The Office of Science and Technology from the Science Citation Index (SCI) compiled this data.  The Institute for Scientific Information (ISI) is part of Thomson Scientific, itself part of Thomson Corporation.  The SCI accesses biographical information, author abstracts and cited references in 5,700 of the world's leading scholarly and technical journals covering more than 150 disciplines in over 170 countries.  Data are continuously updated: the latest three years for citations especially are less than half the likely final totals and in order to allow for this the latest six year interval has been selected.  

3.14 Real government R&D expenditure per worker

Data taken from the twice yearly OECD Main Science and Technology Indicators

3.15 Business spend on R&D

Data are taken from the OECD Annual Business Enterprise R&D (ANBERD) database, which collates the results of national R&D surveys.

4.1 Business Spend on Innovation including R&D

Data on innovation are taken from the second Community Innovation Survey (CIS) with reference years 1994-96.  This provides data on the innovation activities of enterprises employing more than ten people across most EU and some EEA countries.  The results are currently for Belgium, Germany, Spain, France, Ireland, Luxembourg, Netherlands, Austria, Finland, Sweden, UK and Norway.  The survey covers all manufacturing industries, utilities, transport and distribution services, telecommunications, and financial, computing and engineering services.

International comparisons using the CIS should be treated with caution.  While the survey is designed to be consistent across countries, it is not clear that questions have always been interpreted consistently across Member States.  Moreover some countries have low response rates that will undermine the reliability of the sample.

4.2 UK's patenting performance

Data for patents granted in the US come from the US Patent and Trade Mark Office.  Data for EU patent applications are provided by the European Patent Office.

4.3 Proportion of firms that innovate

The second CIS classified an enterprise as an innovator if it had introduced new or improved products or processes between 1994 and 1996.

4.4 Share of sales from new or improved products

The CIS recorded, for manufacturing enterprises only, the percentage of total turnover in 1996 due to new and improved products introduced during the previous three years.

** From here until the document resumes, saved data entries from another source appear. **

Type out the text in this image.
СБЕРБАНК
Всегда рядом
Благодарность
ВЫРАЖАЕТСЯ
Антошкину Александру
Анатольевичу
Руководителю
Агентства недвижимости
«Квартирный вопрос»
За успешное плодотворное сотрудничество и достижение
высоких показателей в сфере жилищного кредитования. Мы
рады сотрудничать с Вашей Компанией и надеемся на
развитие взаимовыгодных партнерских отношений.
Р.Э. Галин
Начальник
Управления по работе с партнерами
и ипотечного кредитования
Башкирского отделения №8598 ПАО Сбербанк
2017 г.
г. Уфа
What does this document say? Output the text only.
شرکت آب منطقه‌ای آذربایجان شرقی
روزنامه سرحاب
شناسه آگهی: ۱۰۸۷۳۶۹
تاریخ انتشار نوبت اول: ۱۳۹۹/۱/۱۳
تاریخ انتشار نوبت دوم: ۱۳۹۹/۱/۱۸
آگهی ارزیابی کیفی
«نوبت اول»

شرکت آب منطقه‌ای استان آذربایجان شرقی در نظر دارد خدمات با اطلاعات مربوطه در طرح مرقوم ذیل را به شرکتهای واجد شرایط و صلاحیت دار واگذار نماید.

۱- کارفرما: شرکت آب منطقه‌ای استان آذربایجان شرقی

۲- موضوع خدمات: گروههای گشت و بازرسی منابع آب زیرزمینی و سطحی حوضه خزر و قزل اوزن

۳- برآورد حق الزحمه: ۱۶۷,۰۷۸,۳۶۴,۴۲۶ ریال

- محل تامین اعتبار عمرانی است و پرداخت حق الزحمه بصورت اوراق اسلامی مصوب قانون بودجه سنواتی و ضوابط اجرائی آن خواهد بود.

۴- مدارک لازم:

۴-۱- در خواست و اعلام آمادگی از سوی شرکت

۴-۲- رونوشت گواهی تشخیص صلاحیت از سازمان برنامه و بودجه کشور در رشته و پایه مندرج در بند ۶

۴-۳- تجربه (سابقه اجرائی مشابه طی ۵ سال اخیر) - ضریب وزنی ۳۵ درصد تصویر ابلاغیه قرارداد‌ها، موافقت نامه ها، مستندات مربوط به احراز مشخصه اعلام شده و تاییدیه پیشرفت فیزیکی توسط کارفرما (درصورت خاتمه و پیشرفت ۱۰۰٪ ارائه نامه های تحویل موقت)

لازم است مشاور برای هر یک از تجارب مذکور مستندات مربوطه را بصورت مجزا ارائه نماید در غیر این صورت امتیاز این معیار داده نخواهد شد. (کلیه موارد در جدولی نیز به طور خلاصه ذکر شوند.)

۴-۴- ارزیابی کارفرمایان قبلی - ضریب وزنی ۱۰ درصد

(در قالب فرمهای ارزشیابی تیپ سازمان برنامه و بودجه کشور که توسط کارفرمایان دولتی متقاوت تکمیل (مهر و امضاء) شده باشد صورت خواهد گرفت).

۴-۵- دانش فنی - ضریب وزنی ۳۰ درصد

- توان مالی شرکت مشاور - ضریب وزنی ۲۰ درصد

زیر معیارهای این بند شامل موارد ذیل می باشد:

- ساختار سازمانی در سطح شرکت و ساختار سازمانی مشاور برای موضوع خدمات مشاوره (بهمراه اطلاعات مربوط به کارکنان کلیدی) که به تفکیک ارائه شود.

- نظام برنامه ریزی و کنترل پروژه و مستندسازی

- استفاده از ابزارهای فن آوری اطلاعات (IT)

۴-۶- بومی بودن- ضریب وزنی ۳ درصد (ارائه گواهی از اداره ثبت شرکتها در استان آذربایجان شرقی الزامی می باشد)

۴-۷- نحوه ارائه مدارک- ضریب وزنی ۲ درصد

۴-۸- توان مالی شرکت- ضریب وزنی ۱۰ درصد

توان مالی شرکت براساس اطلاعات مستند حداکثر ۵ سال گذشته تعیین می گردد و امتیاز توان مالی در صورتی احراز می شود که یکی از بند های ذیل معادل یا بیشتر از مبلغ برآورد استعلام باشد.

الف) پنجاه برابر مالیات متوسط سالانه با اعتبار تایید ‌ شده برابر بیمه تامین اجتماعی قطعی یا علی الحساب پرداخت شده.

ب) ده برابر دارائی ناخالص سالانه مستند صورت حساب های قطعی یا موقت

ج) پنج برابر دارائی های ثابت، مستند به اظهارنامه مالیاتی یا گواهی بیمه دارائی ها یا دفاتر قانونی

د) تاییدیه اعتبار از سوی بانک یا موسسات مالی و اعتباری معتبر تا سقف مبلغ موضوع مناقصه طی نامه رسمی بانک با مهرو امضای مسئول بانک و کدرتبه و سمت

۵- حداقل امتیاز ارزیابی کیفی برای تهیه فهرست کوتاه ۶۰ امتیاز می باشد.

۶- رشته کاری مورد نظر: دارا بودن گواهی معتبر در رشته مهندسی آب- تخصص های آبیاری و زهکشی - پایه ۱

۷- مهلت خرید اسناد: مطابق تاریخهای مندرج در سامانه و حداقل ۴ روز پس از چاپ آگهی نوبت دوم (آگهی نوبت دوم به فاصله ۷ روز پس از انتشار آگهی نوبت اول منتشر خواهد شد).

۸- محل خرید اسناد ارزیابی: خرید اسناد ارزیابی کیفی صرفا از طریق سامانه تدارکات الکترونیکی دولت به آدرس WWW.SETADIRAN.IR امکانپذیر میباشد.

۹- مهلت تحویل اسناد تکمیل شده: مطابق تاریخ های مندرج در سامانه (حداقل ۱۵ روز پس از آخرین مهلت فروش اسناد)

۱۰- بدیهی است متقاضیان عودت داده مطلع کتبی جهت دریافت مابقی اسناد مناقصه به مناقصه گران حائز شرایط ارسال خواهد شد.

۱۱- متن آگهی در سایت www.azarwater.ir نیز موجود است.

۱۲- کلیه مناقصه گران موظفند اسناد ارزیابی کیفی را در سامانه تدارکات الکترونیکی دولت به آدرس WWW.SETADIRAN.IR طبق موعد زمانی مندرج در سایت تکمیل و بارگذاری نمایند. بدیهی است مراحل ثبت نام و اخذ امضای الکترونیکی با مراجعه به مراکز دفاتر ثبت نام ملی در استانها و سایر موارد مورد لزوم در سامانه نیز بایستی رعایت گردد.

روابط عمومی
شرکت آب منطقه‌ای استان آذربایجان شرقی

4.5 University licensing, spinouts and start-ups

The data on spinouts are taken from Higher Education Funding Council for England’s report Industry Academic links in the UK, prepared for the Office of Science and Technology.

4.6 Sources of information for innovation

Data are taken from the second CIS.  The survey asked enterprises to grade the importance of a number of sources of information for new technological innovation projects or for the completion of existing projects.

4.7 Joint publication by universities and industry

The data is taken from SPRU, UK Corporate Research and Collaboration.

4.8 Internationalisation of R&D

Data are taken from OECD's Activity of Foreign Affiliates Database.  The geographical origin of a foreign affiliate is the country of the parent company if it holds over 50 per cent of the affiliate's voting shares.

4.9 Technological alliances between firms

The source of the data is the Maastricht Economic research Institute on Innovation and Technology (MERIT) based at the University of Maastricht. Alliances can take a variety of forms, ranging from simple partnerships (cross licensing) to the establishment of common research subsidiaries.